Investment Insights Q1 2016

Equity Update

On March 9th, the bull market turned seven but there was little celebration as 2016 was shaping up to be one of the worst starts to a year, ever. Broad macro concerns resurfaced to start the year with large cap stocks down -10.3% at the February low before rebounding sharply and finishing the quarter at +1.3%. Volatility has been largely driven by oil price movements as well as concerns of a China hard landing, yuan devaluation, and other geopolitical concerns such as the sustainability of the European Union. International developed equities were not as fortunate with the MSCI EAFE finishing the quarter down -2.9% among negative interest rate policy (NIRP) in Europe and Japan intended to stimulate economic activity. The MSCI Emerging Markets index bounced back off of lows finishing the quarter at +5.7% aided by stronger commodity prices, a drop in the U.S. dollar, and lower expectations for future U.S. rate hikes.

From the chart below we can see that the market has been trading in lockstep with the price of oil over the short-term. We view a stabilization of the price of oil in the $40-$50 range as still beneficial to the consumer while easing pressure on the energy companies which make up a considerable portion of the market.

Overall, the U.S. economy appears to be in good shape and is arguably the healthiest economy in the world right now. Job growth has been solid, auto sales and housing have been strong, and 2016 government stimulus should add .6% to GDP. While this seven year bull market has been tested recently, investors are left with same dilemma - lack of viable alternatives to achieve investment return.

From a historical perspective, this bull market is the third longest in duration as can be seen from the chart below. Based on current economic factors, we feel that the cycle still has room for growth. Typically, bull markets are killed off by rising real interest rates, inflation, excessive speculation or black swan events. While black swan events are difficult to forecast, the other three factors are still a tail wind for stocks.

Source: Strategas

Source: Strategas

We believe the chance of a recession over the next year is low but recommend a diversified portfolio as the best way to weather market volatility and achieve long-term investment goals. 

Fixed Income Update
The Barclays US Aggregate posted a gain of 3.03% in Q1 and the Intermediate index gained 2.31%. The gains were a result of falling rates due to concerns of slowing global growth, overall financial stability of world markets and negative interest rates in overseas bond markets.

While rates increased in Q4 of 2015 leading up to the Fed's December meeting, the market view of the Fed's decision to raise short term rates by 0.25% in December 2015 was that it was premature.
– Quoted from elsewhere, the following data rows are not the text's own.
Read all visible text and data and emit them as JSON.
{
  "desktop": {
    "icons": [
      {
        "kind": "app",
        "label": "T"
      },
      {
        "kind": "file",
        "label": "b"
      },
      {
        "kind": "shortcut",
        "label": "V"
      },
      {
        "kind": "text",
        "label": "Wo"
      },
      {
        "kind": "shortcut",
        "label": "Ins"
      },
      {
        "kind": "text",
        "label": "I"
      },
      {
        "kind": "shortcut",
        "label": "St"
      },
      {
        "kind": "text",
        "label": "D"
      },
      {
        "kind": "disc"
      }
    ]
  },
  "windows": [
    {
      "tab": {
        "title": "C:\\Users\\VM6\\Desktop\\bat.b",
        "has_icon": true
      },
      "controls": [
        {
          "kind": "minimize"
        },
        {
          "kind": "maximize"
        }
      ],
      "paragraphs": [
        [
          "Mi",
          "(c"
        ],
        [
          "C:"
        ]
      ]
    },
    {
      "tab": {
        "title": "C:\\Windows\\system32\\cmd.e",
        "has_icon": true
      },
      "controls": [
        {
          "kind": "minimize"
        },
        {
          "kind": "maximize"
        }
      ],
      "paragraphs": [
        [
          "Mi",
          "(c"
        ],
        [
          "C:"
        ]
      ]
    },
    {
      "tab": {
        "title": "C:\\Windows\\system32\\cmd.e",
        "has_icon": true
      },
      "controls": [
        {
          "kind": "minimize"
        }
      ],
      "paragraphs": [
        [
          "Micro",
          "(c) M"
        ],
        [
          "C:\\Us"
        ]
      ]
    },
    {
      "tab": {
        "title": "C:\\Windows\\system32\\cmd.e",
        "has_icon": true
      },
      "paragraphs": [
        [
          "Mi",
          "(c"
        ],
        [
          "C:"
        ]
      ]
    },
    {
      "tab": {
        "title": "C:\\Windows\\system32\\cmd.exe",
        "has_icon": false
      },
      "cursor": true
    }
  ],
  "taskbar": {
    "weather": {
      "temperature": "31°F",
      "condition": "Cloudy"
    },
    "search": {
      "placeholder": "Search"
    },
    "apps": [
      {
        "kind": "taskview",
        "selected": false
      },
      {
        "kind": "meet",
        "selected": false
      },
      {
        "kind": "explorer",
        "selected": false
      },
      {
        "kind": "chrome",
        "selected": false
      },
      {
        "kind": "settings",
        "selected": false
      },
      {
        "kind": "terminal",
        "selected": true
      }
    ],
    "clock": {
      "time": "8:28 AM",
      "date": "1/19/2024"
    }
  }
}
The bond markets took a short hiatus after the Fed December meeting but then as the New Year turned, yields sank again. The flight to safety from risk assets was fully in play and the spreads on high yield escalated in lockstep with the falling equity prices, especially in the energy market sector. The market reaction along with weakening data seems to have given the Fed some pause on the rate of increase as indicated in their rate forecast "Dot Plot", which now shows 2 increases in 2016 whereas the December version included 4 increases in 2016. However, the market is showing that even 2 increases in 2016 is too much as shown in the probability of increase for each Fed meeting throughout the balance of the year shown in the chart below.

FI 1Q 16.png

In the credit markets, spreads in investment-grade and high-yield spreads moved higher and together throughout the quarter, as seen in the chart below, and like equities, showed increased market stress in the middle of the quarter only to return to the starting point by the end of the quarter. The wider spreads provided a short time window for buying and serve as a reminder of what happens in credit markets during times of stress and that higher quality issues provide the most stabilizing diversification in an overall portfolio context.